Vv. 13-17. Mateus não era um homem bom; pelo contrário, porque sendo judeu, jamais deveria ter sido um publicano, isto é, um cobrador de impostos para os romanos. Contudo, o Senhor Jesus Cristo chamou este publicano para que o seguisse. Com Deus, através de Cristo, há misericórdia para perdoar os maiores pecados, e graça para transformar os maiores pecadores tornando-os santos. Um publicano fiel, que tratasse as pessoas e os fatos com equidade, era algo raro. Pelo fato de os judeus terem um ódio particular contra o ofício que demonstrasse a sua sujeição aos romanos, deram um mal nome aos cobradores de impostos. Porém, o nosso bendito Senhor não vacilou em conversar com os tais, quando se manifestou. Não é novidade que aquilo que esteja bem feito e bem planejado seja caluniado, e transformado em algo reprovável para os homens supostamente mais sábios e melhores. O Senhor Jesus Cristo não se retrataria, mesmo que os fariseus se sentissem ofendidos. Se o mundo tivesse sido justo, não teria havido ocasião para que Cristo viesse para pregar o arrependimento ou comprar o perdão. Não devemos andar na companhia dos ímpios por amor às suas conversas vãs; porém, temos de mostrar amor para com a alma de cada um deles, lembrando-nos de que o nosso bom Médico tinha em si o poder de curar, e diferente de nós, não corria nenhum risco de contaminar-se com a enfermidade. Ao procurarmos fazer o bem ao nosso próximo, tenhamos o cuidado para não causarmos danos a nós mesmos.
Vv. 18-22. Os praticantes da religião são bons para encontrar falhas em tudo aquilo que não esteja completamente de acordo com os seus pontos de vista. o Senhor Jesus Cristo também foi caluniado; nós devemos estar dispostos a enfrentar as calúnias, e termos todo o cuidado para não as merecermos. Devemos atender cada parte de nosso dever em sua ordem e em cada momento apropriado.

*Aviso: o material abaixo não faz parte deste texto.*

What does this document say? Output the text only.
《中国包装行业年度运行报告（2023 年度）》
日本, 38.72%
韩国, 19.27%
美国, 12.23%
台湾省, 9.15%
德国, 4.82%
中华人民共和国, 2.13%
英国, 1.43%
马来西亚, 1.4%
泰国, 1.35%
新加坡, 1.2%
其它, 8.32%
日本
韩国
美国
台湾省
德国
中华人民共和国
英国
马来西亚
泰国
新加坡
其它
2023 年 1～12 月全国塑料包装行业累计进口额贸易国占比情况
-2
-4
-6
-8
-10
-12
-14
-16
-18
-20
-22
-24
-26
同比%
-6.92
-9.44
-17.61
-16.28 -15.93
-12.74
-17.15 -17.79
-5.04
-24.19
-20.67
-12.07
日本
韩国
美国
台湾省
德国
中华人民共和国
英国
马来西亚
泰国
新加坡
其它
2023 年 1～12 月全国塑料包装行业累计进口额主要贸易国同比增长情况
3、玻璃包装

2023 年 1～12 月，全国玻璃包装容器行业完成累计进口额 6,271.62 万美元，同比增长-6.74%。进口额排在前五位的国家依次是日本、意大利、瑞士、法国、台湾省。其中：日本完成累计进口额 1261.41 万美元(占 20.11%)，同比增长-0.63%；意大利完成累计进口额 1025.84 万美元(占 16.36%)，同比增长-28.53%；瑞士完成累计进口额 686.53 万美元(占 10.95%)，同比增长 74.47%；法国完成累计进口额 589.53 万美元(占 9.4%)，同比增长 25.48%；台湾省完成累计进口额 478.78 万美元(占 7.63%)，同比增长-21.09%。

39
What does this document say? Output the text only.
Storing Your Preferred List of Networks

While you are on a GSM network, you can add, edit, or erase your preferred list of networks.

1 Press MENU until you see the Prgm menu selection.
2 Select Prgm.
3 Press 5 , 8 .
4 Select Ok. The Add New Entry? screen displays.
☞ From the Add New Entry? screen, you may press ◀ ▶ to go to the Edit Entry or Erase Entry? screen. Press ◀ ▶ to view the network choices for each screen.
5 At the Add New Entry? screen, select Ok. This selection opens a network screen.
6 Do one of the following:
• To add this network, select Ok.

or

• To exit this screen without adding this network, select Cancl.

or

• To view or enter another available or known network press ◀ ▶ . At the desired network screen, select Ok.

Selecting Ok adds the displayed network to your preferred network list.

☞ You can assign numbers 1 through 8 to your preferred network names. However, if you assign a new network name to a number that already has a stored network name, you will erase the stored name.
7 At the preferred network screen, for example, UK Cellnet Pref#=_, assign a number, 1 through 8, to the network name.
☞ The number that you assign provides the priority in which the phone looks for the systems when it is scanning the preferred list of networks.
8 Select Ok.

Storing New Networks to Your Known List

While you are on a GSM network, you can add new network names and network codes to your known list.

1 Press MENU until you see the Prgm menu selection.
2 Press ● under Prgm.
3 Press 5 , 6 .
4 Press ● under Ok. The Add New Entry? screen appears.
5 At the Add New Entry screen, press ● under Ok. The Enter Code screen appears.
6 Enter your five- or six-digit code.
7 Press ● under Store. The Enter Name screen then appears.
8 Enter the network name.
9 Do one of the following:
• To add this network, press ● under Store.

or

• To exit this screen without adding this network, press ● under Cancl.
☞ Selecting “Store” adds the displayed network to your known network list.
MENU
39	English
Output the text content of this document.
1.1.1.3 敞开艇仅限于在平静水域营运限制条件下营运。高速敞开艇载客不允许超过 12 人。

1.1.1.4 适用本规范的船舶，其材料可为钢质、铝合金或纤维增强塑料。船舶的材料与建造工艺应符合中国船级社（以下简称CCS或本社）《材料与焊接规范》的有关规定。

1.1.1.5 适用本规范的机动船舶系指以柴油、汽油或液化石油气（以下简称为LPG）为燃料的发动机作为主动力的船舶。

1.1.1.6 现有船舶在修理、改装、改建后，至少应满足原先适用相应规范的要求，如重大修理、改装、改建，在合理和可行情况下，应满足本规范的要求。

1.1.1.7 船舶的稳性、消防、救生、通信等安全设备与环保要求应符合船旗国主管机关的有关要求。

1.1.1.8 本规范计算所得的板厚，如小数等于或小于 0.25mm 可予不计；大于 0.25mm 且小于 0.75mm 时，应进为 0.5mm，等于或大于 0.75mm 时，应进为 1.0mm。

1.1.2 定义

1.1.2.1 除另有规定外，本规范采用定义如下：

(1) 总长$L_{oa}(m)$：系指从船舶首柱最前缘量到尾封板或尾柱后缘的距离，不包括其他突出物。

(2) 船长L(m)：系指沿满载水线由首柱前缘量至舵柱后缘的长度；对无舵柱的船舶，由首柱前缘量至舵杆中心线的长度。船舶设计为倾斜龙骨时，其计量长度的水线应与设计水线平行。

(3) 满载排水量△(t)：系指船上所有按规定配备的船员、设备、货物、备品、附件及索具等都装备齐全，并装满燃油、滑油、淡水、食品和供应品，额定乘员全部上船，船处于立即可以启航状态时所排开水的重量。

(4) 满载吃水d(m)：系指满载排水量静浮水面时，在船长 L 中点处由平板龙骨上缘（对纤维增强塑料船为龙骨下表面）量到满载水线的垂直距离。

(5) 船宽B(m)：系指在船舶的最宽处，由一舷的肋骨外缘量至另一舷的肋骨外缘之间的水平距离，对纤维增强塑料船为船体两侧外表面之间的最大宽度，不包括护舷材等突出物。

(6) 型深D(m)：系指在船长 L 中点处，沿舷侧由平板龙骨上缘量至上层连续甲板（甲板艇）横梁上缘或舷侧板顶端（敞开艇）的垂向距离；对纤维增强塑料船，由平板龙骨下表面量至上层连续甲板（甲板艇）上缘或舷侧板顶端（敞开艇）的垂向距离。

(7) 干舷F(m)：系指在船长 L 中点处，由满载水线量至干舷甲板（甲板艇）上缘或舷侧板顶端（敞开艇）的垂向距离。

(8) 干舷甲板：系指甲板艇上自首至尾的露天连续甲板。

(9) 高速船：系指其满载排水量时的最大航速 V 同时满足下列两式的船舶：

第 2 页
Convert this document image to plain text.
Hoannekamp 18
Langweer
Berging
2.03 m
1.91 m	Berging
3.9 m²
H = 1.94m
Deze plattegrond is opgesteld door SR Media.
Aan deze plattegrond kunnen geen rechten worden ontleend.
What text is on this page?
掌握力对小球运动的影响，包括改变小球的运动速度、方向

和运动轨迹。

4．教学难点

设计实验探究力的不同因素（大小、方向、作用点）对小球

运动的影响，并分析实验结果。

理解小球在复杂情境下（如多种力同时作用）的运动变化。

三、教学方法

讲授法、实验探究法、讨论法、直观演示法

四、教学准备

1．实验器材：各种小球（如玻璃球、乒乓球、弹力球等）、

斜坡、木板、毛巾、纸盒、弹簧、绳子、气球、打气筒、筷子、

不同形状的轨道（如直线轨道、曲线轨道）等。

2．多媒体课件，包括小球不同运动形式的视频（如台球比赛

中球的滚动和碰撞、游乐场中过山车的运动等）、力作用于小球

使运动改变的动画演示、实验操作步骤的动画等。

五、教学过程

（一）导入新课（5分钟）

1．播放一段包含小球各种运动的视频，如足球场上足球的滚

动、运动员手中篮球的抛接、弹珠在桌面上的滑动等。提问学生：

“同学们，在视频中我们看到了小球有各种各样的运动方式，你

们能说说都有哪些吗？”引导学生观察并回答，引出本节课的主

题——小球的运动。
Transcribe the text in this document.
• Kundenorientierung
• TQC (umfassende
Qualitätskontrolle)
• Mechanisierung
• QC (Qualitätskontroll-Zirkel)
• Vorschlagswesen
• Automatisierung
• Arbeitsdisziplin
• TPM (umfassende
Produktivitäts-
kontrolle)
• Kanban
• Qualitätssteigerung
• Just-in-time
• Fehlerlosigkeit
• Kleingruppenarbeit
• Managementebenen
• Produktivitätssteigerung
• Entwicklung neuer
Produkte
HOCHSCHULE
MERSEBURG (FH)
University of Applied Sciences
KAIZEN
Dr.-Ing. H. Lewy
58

Vv. 23-28. O dia do repouso era uma instituição sagrada e divina; um privilégio e um benefício, não era uma tarefa e nem uma escravidão. Deus jamais o concebeu para que fosse uma carga para o seu povo; portanto, não deveriam fazer com que fosse assim. o dia de repouso havia sido instituído para o bem da humanidade, porquanto vive em sociedade, tendo muitas necessidades e problemas, e preparando-se para um estado eterno de felicidade ou infelicidade. o homem não foi feito para o dia de repouso, como se guardando-o, pudesse estar prestando um serviço a Deus, nem lhe foi ordenado que guardasse as suas formalidades exteriores para seu verdadeiro prejuízo. Toda obediência a este respeito deve ser interpretada pela regra da misericórdia.